In February, Wesley Fitzpatrick applied to a Kansas City, Kan., judge for, and was granted, a temporary restraining order against a female whom he said was stalking him (making him "scared, depressed and in fear for my freedom"). However, the order was rescinded when Fitzpatrick showed up to ask that it be made permanent, in that the "stalker" was actually his parole officer carrying out her lawful supervision. In fact, Fitzpatrick was immediately arrested for not having met with her. (Temporary restraining orders are usually granted by judges without investigation.)

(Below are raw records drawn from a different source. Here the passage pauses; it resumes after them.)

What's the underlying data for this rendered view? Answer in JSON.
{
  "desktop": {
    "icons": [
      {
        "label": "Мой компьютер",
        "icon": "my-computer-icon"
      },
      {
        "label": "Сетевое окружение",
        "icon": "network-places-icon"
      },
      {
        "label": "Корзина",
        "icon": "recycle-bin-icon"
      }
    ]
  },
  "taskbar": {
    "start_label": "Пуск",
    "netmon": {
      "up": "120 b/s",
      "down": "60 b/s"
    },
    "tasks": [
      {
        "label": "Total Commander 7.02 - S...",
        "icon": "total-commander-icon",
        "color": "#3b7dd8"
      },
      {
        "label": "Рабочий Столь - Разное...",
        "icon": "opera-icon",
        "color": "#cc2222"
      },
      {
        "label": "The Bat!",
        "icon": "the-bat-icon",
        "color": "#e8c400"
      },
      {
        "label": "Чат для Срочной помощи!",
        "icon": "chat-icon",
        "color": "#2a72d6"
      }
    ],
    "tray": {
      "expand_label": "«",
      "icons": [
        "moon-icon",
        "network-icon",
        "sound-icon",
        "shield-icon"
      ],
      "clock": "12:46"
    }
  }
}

Palmer, Mass., construction contractor Anthony Morales, tired of fighting customer Gail Kapulka over payment of his bill, planted the freshly severed head of a deer on the front seat of her car on Christmas night, according to police. And a frozen sheep's head was left inside a car owned by a Democratic political official in Lake Station, Ind., in January. And in March, at a rock concert in Oslo, Norway, the part of the act in which the lead singer of the death metal band Mayhem carves up a dead sheep went wrong, and the sheep's head was knocked into the audience, where it struck a fan in the head, requiring hospitalization. (Fan or not, he pressed charges.)
Door-to-door salesman Gerald L. Thompson, 19, was arrested in a neighborhood near St. Augustine, Fla., in February after he had become exasperated that no one was buying his magazine subscriptions; allegedly, he forcibly prevented one homeowner from closing the front door, then screamed obscenities, pounded on the door, and refused to stop ringing the doorbell. And Robert M. Suszynski, 47, was arrested in Rochester, N.H., in February after he allegedly slugged a neighbor with a baseball bat because he got tired of listening to the guy tell how much pain he was in from a recent fire.

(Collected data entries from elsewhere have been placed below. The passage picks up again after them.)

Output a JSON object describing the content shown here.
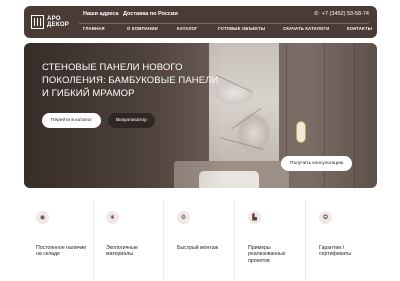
{
  "header": {
    "logo_line1": "АРО",
    "logo_line2": "ДЕКОР",
    "top_links": [
      "Наши адреса",
      "Доставка по России"
    ],
    "phone": "+7 (3452) 53-58-74",
    "phone_icon": "phone-icon",
    "nav": [
      "ГЛАВНАЯ",
      "О КОМПАНИИ",
      "КАТАЛОГ",
      "ГОТОВЫЕ ОБЪЕКТЫ",
      "СКАЧАТЬ КАТАЛОГИ",
      "КОНТАКТЫ"
    ]
  },
  "hero": {
    "title_line1": "СТЕНОВЫЕ ПАНЕЛИ НОВОГО",
    "title_line2": "ПОКОЛЕНИЯ: БАМБУКОВЫЕ ПАНЕЛИ",
    "title_line3": "И ГИБКИЙ МРАМОР",
    "catalog_button": "Перейти в каталог",
    "visualizer_button": "Визуализатор",
    "consult_button": "Получить консультацию"
  },
  "features": [
    {
      "icon": "warehouse-icon",
      "glyph": "◉",
      "label": "Постоянное наличие на складе"
    },
    {
      "icon": "eco-leaf-icon",
      "glyph": "❦",
      "label": "Экологичные материалы"
    },
    {
      "icon": "tools-icon",
      "glyph": "⚙",
      "label": "Быстрый монтаж"
    },
    {
      "icon": "building-icon",
      "glyph": "▙",
      "label": "Примеры реализованных проектов"
    },
    {
      "icon": "certificate-icon",
      "glyph": "✪",
      "label": "Гарантии / сертификаты"
    }
  ],
  "colors": {
    "header_bg": "#4a3b36",
    "accent": "#6a3a33",
    "dark_button": "#2f2724"
  }
}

A 77-year-old man drowned in February while fishing, after a tire flew off a car in a nearby auto accident, hitting him on the head, and knocking him into a canal (North Highlands, Calif.) And boulders estimated at 5 tons each rolled down hills and killed people near Honolulu in August (a 26-year-old woman asleep in her bed) and Navajo Lake State Park, N.M., in February (a 20-year-old man). And a 67-year-old man was crushed to death in Shamokin, Pa., in January when two paramedics, carrying him in his wheelchair up about 20 steps, accidentally dropped him, and one fell on top of him.

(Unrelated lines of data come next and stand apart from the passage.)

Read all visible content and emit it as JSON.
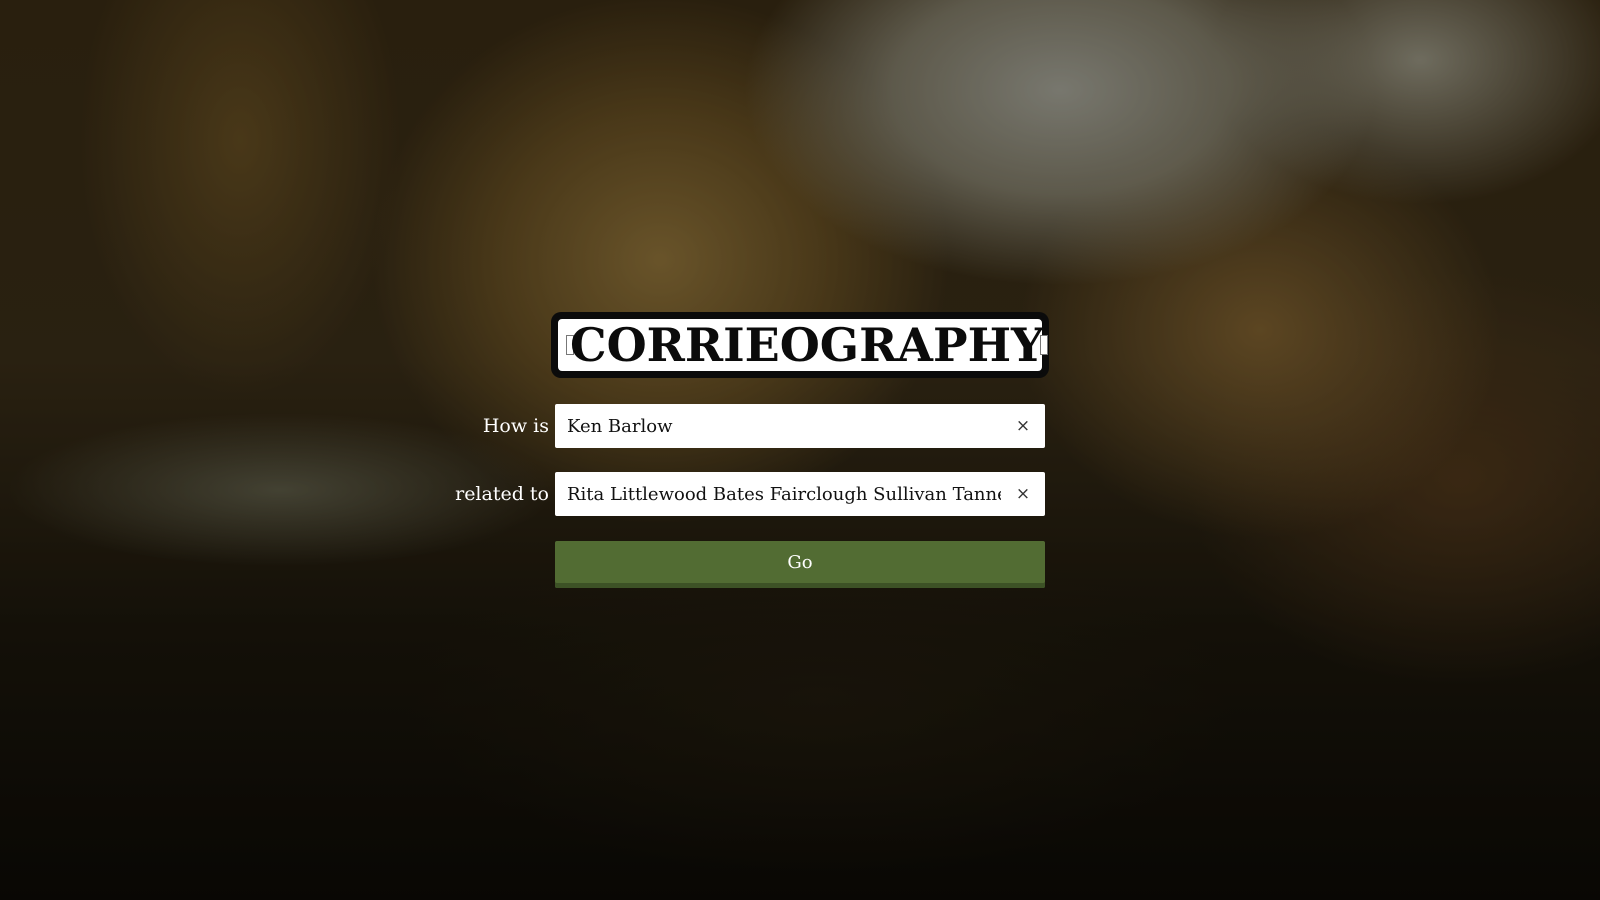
{
  "logo": {
    "text": "CORRIEOGRAPHY"
  },
  "form": {
    "first_label": "How is",
    "first_value": "Ken Barlow",
    "second_label": "related to",
    "second_value": "Rita Littlewood Bates Fairclough Sullivan Tanner",
    "clear_glyph": "×",
    "go_label": "Go"
  },
  "colors": {
    "go_button": "#526c33",
    "input_background": "#ffffff",
    "logo_ink": "#0b0b0b"
  },
  "icons": {
    "clear": "close-icon",
    "logo_ornament": "screw-icon"
  }
}
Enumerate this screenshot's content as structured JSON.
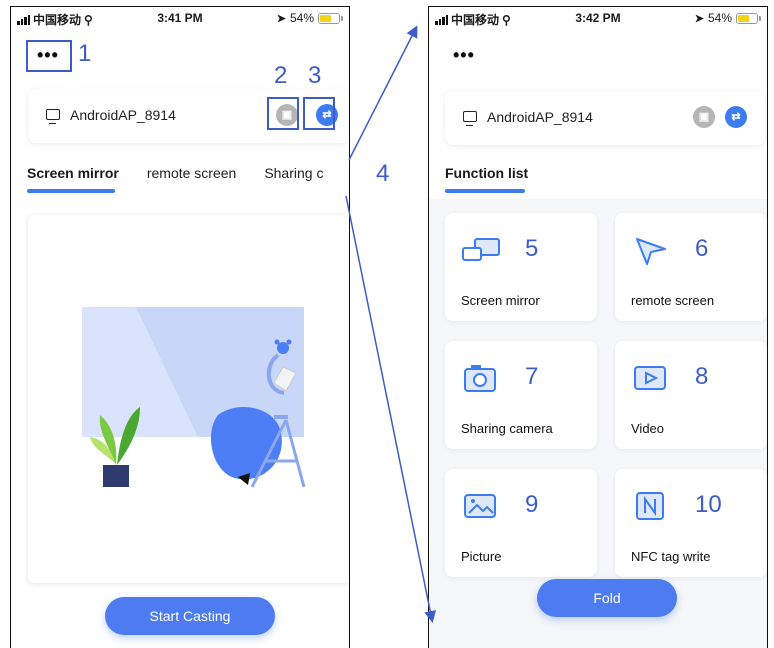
{
  "left_screen": {
    "status": {
      "carrier": "中国移动",
      "time": "3:41 PM",
      "battery": "54%"
    },
    "more_label": "•••",
    "device": {
      "name": "AndroidAP_8914",
      "monitor_icon": "monitor-icon",
      "cast_icon": "cast-icon",
      "switch_icon": "swap-arrows-icon"
    },
    "tabs": [
      {
        "label": "Screen mirror",
        "active": true
      },
      {
        "label": "remote screen",
        "active": false
      },
      {
        "label": "Sharing c",
        "active": false
      }
    ],
    "primary_button": "Start Casting"
  },
  "right_screen": {
    "status": {
      "carrier": "中国移动",
      "time": "3:42 PM",
      "battery": "54%"
    },
    "more_label": "•••",
    "device": {
      "name": "AndroidAP_8914"
    },
    "section_title": "Function list",
    "functions": [
      {
        "label": "Screen mirror",
        "number": "5",
        "icon": "screen-mirror-icon"
      },
      {
        "label": "remote screen",
        "number": "6",
        "icon": "cursor-arrow-icon"
      },
      {
        "label": "Sharing camera",
        "number": "7",
        "icon": "camera-icon"
      },
      {
        "label": "Video",
        "number": "8",
        "icon": "play-video-icon"
      },
      {
        "label": "Picture",
        "number": "9",
        "icon": "picture-icon"
      },
      {
        "label": "NFC tag write",
        "number": "10",
        "icon": "nfc-icon"
      }
    ],
    "primary_button": "Fold"
  },
  "annotations": {
    "a1": "1",
    "a2": "2",
    "a3": "3",
    "a4": "4"
  },
  "colors": {
    "accent": "#3d7cf0",
    "annotation": "#3d5cc8",
    "battery": "#f5d21a"
  }
}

A British rock music fan offered to sell his own flu germs derived from Paul McCartney's recent bout of the flu (which the fan said he caught from a backstage session with McCartney), via either a coughed-into plastic bag or a vial of mucus. And a British designer introduced a 135-foot-high plastic inflatable church that he said Anglican Church vicars could carry around with them to recruit parishioners (inflatablechurch.com). And to express their new religious freedom, Iraqi Shi'ite pilgrims celebrated a long-suppressed holy day by the traditional, bloody slashing-open of their heads with swords (Karbala).